Cure Fanatic 82: i saw some guys in the union debating where to go for lunch
Cure Fanatic 82: the one guy said they should probably boycott taco bell because he saw something online about it
Cure Fanatic 82: but then they ended up going there because the line was shorter

It makes me feel very useless. Tonight I was going to go to Wendy's to get a burger but the line was too long and I was in a rush. I looked longingly at Taco Bell, and thought about getting a burrito. They are good and so cheap! But I didn't. I went and got a stupid energy bar instead because I didn't have time for Wendys. The line at taco bell had about twenty or more people by the time I had my energy bar. I don't think the boycott is going to work. Taco Bell burritos are just too cheap and good. And people are too lazy and busy and tired to think about it, or if they think about it, they don't think it will matter. Change only happens when people are desperate, and the people who are supposed to boycott Tacobell aren't the desperate ones. The people who are desperate are the tomato workers. I think they should go on strike. I think it's the only thing that will work. I'm still not going to eat there, but I don't know if it matters.



Wednesday, November 05, 2003

My last childhood pet died yesterday. His name was Peter and he was 15 years old. He would have been 16 this summer. My mom buried him in the backyard. It was good that he died. My mom has been saying for the past few years "I wouldn't give him another month," but he's kept living with all his health problems. He was my brother's dog, more than my dog. I'll miss taking him for walks to the park. We named him after Peter Pan. He's the 3rd dog of ours to be put to rest in the backyard. We also have 2 cats, 2 hamsters and 3 chickens and 2 rabbits burried out there. He's among friends. The 2 cats - Sheeba number 1, and Tiger, the 2 hamsters, Chip and Morris (Morris died last week, I forgot to mention it) and the three chickens - Henry, Henny and Babushka, and the 2 rabbits - Daisy and Bugsy.

If I ever have children I won't beat them. I will also have lots of animals around. I think having lots of pets was a wonderful way to grow up. I think I'm going to go to Buddhist meditation offered for free on campus. It's in 20 minutes! I better go. I'll write about it later.

You are The Dutchess
You are The Dutchess


You have major mood swings. One moment, you're in
the kitchen beating your child and the next,
you're talking sweetly with Alice at the
croquet match. Maybe you should cut back on
the pepper intake?


What Alice in Wonderland Character Are You?
brought to you by Quizilla

I hope this isn't true. But you know what they say about those online quizzes - they never lie!




Monday, November 03, 2003

I went to yoga tonight, and it was possibly the best thing I've done in 2 weeks! My body thanked me.

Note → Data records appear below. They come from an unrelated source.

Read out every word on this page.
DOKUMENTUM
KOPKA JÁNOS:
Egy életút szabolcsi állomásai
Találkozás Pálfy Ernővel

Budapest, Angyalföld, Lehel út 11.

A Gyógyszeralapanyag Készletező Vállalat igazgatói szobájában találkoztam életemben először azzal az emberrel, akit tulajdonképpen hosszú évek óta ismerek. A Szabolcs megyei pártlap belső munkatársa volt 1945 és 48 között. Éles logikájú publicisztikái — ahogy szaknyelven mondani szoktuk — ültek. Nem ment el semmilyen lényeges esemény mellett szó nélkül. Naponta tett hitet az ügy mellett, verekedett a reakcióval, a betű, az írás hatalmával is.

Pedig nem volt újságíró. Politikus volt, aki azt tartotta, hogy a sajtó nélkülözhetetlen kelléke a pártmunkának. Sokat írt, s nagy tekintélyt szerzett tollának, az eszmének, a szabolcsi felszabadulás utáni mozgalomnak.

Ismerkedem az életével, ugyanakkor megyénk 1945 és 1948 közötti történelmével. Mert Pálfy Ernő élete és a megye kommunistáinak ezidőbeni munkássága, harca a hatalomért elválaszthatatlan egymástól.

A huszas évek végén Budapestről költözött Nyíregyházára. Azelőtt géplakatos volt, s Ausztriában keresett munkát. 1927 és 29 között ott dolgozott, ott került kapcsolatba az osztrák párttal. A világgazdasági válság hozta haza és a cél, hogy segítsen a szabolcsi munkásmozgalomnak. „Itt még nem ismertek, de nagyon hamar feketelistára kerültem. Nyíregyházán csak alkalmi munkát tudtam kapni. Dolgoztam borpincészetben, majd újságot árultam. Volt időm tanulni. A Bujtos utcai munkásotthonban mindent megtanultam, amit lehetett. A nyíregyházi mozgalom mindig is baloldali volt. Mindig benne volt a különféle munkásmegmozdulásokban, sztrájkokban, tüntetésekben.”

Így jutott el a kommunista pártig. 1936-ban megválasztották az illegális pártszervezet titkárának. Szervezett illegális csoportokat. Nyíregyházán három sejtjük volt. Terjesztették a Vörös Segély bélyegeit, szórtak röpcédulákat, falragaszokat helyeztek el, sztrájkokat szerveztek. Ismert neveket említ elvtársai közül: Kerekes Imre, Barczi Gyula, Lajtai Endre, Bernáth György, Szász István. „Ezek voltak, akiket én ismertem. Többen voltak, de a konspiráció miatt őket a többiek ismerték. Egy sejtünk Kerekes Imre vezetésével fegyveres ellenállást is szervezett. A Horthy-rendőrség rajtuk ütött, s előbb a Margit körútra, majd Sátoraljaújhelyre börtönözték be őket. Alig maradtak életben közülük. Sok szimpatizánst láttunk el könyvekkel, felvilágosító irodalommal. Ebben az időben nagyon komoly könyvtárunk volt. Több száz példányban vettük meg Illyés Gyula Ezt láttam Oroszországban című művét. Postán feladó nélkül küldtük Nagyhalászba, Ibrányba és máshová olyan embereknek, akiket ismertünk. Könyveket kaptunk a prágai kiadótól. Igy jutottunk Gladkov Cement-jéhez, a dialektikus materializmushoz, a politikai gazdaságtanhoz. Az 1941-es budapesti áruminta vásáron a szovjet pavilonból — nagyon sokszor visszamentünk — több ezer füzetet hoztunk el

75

This weekend, I figured some things out about myself.

My sanity is fragile. I think most people's sanity is fragile, but I can only speak for myself. I am usually a happy person, but underneath I am afraid and uncertain. I am lucky to have good people in my life.

I also think I need to make my schedule less erratic. I work all week and rest and am sane and content, but I don't play very much. Towards the end of the week I become less and less sane. By Friday I am frazzled and sleep-deprived. On Friday and Saturday I go nuts! I recover on Sunday, and do it all over again.

It’s Monday night so I need to prepare for organic chemistry lab, and do arabic homework. I better get busy.